Yeah, you’re a real fixer, Paul, the real “go-to guy,” the up-and-comer, the prodigy wiz-kid. Yes, sir, a real J. Pierrepont Finch with “your upturned chin and the grin of perpetual youth.” The real future of the party!

What a hopeless whoredom is Washington.

I’m with Pablo. This is a small tempest compared to ObamaCare. The federal budget will be little different either way as neither party is interested in cutting spending. For that we need a new Congress which we WON’T GET unless we remove the various distractions in front of the low- and middle-information voters.

Henry points out that the Democrats will simply move on to other issues. Well that’s the trick, right — if Pubs let them do that then the Pubs deserve to lose. It’s all about ObamaCare with side dishes of presidential overreach, Benghazi and loss of American stature in the world. If the Pubs allow themselves to fight another ‘war on wimmin’ or on immigration, etc. then they deserve to lose.

Frame the debate. That’s something the Stupid Party hasn’t been able to do since Reagan. I’m not sure that Ryan knows how to frame the debate, but he at least is removing a distraction.

So, as I understand it:

Most of you don’t like this deal, but have no alternative in mind.

Those who do have an alternative in mind seem mostly in favor of another shutdown, so they should probably have conservators appointed.

Those with specifics in mind just want to keep the sequester cuts, which is what Boehner was doing in September when Cruz roused the rabble and derailed that train.
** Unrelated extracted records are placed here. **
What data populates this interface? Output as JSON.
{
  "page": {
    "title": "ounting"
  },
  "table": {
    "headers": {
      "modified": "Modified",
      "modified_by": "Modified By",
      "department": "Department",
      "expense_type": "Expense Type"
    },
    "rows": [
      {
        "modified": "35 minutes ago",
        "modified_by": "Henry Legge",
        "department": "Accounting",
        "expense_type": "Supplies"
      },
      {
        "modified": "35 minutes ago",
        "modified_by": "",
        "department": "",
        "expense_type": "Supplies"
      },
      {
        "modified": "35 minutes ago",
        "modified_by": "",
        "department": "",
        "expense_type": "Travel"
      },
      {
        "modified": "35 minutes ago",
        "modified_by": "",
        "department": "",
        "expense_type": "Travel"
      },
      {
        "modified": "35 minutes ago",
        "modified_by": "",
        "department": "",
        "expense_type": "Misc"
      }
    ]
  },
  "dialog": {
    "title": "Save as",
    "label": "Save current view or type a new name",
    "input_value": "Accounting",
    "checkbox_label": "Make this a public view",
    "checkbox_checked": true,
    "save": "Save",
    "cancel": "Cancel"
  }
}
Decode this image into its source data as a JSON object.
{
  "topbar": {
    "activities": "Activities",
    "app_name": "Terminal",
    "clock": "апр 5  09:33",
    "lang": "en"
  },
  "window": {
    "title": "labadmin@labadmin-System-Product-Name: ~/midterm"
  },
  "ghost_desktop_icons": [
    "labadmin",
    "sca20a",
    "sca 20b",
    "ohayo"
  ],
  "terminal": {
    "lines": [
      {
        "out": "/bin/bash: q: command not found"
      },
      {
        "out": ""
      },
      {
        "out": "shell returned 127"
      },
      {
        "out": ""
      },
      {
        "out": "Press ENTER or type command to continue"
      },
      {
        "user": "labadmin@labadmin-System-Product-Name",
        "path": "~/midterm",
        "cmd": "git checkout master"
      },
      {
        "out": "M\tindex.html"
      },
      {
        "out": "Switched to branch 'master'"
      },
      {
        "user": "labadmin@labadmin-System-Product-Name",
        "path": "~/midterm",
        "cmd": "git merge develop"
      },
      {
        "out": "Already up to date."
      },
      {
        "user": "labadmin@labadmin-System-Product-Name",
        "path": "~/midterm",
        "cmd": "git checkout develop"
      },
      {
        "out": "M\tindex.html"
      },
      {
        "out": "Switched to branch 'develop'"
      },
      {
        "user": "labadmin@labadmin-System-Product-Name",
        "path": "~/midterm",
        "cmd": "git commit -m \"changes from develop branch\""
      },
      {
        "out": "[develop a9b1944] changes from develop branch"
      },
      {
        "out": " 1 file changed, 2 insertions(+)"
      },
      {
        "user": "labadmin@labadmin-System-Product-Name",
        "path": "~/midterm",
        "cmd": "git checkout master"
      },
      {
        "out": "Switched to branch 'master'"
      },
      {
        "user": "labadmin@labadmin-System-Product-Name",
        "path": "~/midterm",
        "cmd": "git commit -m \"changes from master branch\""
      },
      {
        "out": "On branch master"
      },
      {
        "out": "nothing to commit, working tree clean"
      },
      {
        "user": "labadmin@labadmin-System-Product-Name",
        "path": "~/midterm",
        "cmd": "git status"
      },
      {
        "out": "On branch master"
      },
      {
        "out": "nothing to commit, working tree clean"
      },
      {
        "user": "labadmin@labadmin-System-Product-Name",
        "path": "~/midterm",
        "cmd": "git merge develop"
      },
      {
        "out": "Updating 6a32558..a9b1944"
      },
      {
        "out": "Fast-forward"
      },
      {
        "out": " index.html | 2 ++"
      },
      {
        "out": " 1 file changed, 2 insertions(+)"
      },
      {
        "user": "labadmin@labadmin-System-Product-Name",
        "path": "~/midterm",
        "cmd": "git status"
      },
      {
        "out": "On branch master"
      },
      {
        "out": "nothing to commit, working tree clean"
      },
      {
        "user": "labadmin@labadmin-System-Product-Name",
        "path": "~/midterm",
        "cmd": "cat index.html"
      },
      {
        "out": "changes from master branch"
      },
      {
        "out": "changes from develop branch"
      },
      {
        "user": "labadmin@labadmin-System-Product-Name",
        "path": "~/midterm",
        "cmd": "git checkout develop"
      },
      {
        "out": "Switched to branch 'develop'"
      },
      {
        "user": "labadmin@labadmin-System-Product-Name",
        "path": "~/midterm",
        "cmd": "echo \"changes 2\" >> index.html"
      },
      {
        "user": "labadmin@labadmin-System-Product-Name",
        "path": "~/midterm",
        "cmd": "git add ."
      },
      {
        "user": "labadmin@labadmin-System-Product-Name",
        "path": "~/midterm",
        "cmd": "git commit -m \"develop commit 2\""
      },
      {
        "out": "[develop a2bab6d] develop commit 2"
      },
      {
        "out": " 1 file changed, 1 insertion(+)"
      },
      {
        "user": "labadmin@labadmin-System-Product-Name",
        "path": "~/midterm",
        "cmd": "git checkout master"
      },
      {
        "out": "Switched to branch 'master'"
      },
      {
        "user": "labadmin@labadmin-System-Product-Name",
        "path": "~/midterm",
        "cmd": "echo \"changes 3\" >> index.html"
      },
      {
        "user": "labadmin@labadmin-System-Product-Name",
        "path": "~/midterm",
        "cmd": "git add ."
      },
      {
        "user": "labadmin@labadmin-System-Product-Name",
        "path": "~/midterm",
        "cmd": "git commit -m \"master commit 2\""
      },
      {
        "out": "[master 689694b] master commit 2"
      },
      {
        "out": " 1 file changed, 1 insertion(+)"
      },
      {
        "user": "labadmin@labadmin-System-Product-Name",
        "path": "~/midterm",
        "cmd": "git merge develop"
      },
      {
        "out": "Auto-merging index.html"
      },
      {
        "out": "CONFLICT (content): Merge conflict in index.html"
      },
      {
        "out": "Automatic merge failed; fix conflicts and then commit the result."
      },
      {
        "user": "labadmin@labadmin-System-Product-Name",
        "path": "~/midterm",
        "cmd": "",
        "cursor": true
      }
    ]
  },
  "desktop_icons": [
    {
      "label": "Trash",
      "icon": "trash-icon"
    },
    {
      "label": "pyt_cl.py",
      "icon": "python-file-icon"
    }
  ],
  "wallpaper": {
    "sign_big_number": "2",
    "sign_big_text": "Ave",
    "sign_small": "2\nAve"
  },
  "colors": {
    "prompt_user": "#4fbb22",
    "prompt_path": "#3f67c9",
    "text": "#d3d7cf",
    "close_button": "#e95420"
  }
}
Boehner’s “clean” CR would have kept sequester in place for a full year and set the baselines lower going forward, and Reid and Obama would have taken the deal.

But, no, you and Cruz knew better. Shut down the government for the purpose of “defunding” Obama-Care, even though it was not funded by the budget. Yessiree, that was some brilliant thinking there, Hoss.

Don’t blame Ryan for losing the sequester cuts you pissed away yourself, mmmkay?

And then there are the Republicans… They are not all created equal. I don’t know. Maybe I’m just naive about the DC dynamic.

Where is our representation?
What representation.
We have none.

Another reason to not vote Republican.

One point that keeps getting skipped over is that with the budget deal, we’ll HAVE a budget again. Obama had too much control over the government purse with the Continuing Resolutions, especially since each one was a distracting battle.

Patty Murray is perennially voted by Senate staffers as the dumbest Senator. Yet, she bested Paul Ryan. Perhaps we are lucky Ryan is not VP — he makes Biden look bright.